Unternommen hat die Politik bis heute nichts dagegen. Im Gegenteil: »Es
gibt nahezu keine Wohnplätze mehr für junge Volljährige, die auf der
Straße sitzen«, sagte der Vorstandssprecher von »Off Road Kids«, Markus
Seidel.

Dieser Mangel werde immer schlimmer. »Es ist höchste Zeit, dass die
Kommunen mehr Wohnraum schaffen, denn ohne ein Dach über dem Kopf gibt
es keine Perspektive«, mahnte er. An fehlendem Willen der jungen
Menschen liegt das nicht. Die von »Off Road Kids« Betreuten hatten zuvor
alleine Hilfe gesucht. Streetworkerstationen betreibt die Stiftung in
den Problemzentren Berlin, Hamburg, Frankfurt am Main, Köln und
Dortmund. Auch auf der Internetseite sofahopper.de gibt es Beratung.
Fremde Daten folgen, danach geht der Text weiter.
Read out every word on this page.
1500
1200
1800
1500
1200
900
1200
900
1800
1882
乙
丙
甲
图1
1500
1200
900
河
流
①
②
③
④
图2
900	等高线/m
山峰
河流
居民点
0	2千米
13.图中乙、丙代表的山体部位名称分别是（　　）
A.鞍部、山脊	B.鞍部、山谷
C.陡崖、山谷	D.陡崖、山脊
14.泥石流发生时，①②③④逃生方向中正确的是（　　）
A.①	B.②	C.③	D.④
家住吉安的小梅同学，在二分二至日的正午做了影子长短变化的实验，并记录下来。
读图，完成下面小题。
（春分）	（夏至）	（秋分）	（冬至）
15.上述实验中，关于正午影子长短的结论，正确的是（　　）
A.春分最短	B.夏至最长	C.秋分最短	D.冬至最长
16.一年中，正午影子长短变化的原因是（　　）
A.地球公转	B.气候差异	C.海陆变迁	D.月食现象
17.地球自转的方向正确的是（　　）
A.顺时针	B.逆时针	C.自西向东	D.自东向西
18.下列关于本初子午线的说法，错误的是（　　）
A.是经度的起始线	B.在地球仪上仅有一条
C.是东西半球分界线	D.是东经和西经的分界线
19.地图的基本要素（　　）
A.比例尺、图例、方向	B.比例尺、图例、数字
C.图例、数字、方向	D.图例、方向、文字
Laut Jahresbericht holten die Sozialarbeiter der Stiftung 2018 insgesamt 400
Jugendliche von der Straße, darunter 26 Minderjährige. Das waren mehr
als doppelt so viele wie 2006. Doch nur jedem Sechsten davon konnten sie
sofort und dauerhaft eigenen Wohnraum oder zumindest eine gesicherte
Betreuung vermitteln. Früher hätten Streetworker rund 75 Stunden Arbeit
investiert, um einem Jugendlichen Unterkunft und Perspektive zu
vermitteln. Voriges Jahr sei jeder Mitarbeiter im Durchschnitt bereits
112 Stunden dafür tätig gewesen, fasste Seidel die Auswertung zusammen.
»Das ist eine Steigerung um 50 Prozent«.

Die Bürokratie lässt das kalt. So ist es Jobcentern per Gesetz egal, welche persönlichen und
sozialen Probleme ein 18jähriger hat, der nicht auf elterliche Hilfe
zurückgreifen kann. Bricht er seine Ausbildung ab oder schreibt er nicht
genug Bewerbungen, wird ihm für drei Monate sein gesamter Regelsatz
verwehrt. Allein im Jahr 2017 wurden laut Bundesagentur für Arbeit (BA)
monatlich rund 3.600 15- bis 24jährige vollständig sanktioniert. Die
Wissenschaftlichen Dienste des Bundestages stellten bereits vor zwei
Jahren in einer Studie fest, dass die Hartz-IV-Regeln viele junge
Menschen überfordern und die harten Strafregeln sie in die
Obdachlosigkeit treiben. Geändert hat sich nichts.